Abstract
1035
Objectives: The objective of this study was to investigate whether 3'-deoxy-3'-[18F]fluorothymidine (18F-FLT) could monitor early responses of malignant tumors to proton irradiation under hypoxic condition.
Methods: Colorectal cancer cell line Colon26 cells were used. Cells were cultured under 1% oxygen concentration for 24 hr, and then were respectively treated with proton and carbon ion irradiation. Irradiation doses were 0.1, 0.5, 1, 5 and 10 Gy. From day 1 to day 4 after irradiation treatment, the cell number was measured. The 18F-FLT cell uptake experiment was assessed at 24 hr after irradiation, Cells were also treated with X-ray irradiation as a control.
Results: In proton and X-ray treated cells, a significant difference in the cell number on day 2, compared with controls (cells without irradiation), was observed in the group at 5 and 10 Gy (all P < 0.001) and this significant difference persisted until day 4 after irradiation (all P < 0.001). In addition, significant differences in the cell number were observed in the groups at 1 Gy on day 3 (P<0.001) and lasted to day 4 (P<0.05) in the proton treated cells. In the proton group, 18F-FLT cell uptake was significantly lower at 10 Gy (P<0.001) and significantly higher at 0.5Gy and 1 Gy (P<0.05 and P<0.01). 18F-FLT cell uptake was significantly higher at 1 Gy in the X-ray group (P<0.05).
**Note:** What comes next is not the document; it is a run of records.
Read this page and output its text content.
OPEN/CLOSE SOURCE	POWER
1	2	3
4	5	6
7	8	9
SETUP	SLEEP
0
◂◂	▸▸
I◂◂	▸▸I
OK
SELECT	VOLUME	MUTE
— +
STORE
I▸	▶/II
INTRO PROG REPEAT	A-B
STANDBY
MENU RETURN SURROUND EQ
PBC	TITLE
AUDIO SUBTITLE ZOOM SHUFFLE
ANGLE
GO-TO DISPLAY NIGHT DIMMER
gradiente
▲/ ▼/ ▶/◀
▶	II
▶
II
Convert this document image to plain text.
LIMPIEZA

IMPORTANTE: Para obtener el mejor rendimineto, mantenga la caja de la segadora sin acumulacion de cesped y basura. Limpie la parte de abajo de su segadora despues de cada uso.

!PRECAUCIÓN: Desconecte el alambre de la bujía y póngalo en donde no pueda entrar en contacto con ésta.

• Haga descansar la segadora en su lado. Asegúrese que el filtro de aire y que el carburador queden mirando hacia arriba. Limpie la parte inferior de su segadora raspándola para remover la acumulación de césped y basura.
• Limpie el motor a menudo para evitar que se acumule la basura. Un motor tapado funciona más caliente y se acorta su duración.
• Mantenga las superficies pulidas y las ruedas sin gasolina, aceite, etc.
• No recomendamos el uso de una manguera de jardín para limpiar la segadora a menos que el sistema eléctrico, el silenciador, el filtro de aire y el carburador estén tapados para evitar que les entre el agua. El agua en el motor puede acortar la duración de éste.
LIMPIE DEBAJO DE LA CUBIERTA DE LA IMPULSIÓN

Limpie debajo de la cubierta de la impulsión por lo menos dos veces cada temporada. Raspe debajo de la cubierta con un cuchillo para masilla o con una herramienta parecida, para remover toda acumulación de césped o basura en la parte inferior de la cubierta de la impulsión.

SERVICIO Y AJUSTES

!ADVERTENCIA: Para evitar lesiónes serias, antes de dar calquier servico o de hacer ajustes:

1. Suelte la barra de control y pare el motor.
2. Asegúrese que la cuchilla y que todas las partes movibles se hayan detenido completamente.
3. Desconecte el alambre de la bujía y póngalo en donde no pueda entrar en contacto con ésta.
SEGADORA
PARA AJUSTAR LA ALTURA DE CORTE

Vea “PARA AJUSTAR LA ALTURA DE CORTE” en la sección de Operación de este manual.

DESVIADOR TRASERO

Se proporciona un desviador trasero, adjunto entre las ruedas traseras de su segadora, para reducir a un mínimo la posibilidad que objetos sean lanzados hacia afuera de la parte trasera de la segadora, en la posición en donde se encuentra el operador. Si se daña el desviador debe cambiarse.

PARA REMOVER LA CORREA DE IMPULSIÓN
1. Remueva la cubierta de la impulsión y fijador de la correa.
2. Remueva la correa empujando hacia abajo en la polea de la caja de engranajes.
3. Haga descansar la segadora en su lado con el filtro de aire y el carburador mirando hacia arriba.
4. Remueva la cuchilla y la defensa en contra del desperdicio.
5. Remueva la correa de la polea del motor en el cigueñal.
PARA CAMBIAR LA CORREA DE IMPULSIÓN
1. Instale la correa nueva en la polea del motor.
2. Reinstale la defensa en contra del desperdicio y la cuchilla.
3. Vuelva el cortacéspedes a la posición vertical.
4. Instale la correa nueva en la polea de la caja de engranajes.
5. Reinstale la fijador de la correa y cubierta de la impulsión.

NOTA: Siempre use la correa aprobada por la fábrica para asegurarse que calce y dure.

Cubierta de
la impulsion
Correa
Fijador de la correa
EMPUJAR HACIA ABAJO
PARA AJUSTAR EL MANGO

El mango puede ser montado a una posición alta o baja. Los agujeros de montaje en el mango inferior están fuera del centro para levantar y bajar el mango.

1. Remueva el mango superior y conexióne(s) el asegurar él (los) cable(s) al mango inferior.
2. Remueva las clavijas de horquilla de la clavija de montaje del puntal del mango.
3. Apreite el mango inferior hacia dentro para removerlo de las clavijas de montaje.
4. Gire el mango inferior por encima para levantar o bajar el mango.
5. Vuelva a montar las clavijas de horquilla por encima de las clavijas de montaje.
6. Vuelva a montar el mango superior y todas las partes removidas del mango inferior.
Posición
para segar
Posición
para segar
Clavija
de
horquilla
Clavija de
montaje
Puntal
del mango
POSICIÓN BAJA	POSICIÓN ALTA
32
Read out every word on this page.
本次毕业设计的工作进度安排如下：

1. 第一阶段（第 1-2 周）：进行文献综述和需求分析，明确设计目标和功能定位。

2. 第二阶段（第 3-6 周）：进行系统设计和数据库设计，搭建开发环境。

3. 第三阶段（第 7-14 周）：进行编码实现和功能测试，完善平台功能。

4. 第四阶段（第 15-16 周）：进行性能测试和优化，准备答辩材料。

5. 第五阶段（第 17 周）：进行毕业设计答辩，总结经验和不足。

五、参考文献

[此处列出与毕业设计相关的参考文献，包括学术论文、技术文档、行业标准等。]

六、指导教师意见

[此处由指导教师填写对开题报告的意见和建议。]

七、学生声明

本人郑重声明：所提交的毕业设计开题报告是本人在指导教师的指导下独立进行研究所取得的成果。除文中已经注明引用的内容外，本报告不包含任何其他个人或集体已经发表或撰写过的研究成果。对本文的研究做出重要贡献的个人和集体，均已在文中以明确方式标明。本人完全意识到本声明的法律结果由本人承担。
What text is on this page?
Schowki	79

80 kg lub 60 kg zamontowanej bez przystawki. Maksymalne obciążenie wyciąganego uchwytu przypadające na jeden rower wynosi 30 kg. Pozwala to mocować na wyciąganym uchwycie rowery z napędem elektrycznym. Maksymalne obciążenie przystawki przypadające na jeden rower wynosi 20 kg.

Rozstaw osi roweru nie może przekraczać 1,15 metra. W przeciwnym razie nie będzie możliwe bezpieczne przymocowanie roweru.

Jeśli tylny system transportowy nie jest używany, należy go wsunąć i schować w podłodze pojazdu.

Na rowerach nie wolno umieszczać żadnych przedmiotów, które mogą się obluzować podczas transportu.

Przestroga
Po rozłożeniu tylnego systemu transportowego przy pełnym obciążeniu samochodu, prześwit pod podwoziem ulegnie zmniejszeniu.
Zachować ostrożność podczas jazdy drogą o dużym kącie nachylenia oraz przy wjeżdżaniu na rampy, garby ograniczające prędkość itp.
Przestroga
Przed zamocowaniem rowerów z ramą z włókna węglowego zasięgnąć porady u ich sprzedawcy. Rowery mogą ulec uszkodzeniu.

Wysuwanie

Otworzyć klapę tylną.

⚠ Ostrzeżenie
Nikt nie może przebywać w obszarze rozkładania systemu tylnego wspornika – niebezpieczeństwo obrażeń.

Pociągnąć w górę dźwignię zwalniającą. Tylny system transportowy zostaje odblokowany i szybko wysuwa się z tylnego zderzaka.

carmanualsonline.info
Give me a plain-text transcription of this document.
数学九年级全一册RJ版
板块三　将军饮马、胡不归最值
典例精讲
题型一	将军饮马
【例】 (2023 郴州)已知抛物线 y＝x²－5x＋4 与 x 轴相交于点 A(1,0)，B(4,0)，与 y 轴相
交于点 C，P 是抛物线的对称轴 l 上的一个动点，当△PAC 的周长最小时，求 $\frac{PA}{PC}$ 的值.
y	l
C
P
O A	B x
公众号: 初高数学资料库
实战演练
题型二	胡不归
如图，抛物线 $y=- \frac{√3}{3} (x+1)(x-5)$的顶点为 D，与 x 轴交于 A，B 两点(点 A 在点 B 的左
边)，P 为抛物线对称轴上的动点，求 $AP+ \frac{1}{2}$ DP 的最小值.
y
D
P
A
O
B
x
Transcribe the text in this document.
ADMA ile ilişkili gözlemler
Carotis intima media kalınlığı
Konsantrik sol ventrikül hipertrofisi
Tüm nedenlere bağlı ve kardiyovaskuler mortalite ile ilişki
Conclusion: The proton irradiation was more effective than X-ray irradiation under hypoxic condition. The reduction of 18F-FLT uptake after proton irradiation was more rapid than the change of cell viability at only 10 Gy. In addition, there were no significant differences at 5 and 10 Gy compared with control in the X-ray group. These results suggested that the time point (24 h after irradiation) of addition of 18F-FLT was not adequate in hypoxic condition, although 18F-FLT is a promising tracer for monitoring early responses of cancer to proton irradiation. Now 18F-FLT cell uptake study at 48 hr after irradiation is ongoing. Research Support: This study was partially supported by a research fund of the Wakasa Wan Energy Research Center and JSPS KAKENHI Grant Number 24249065.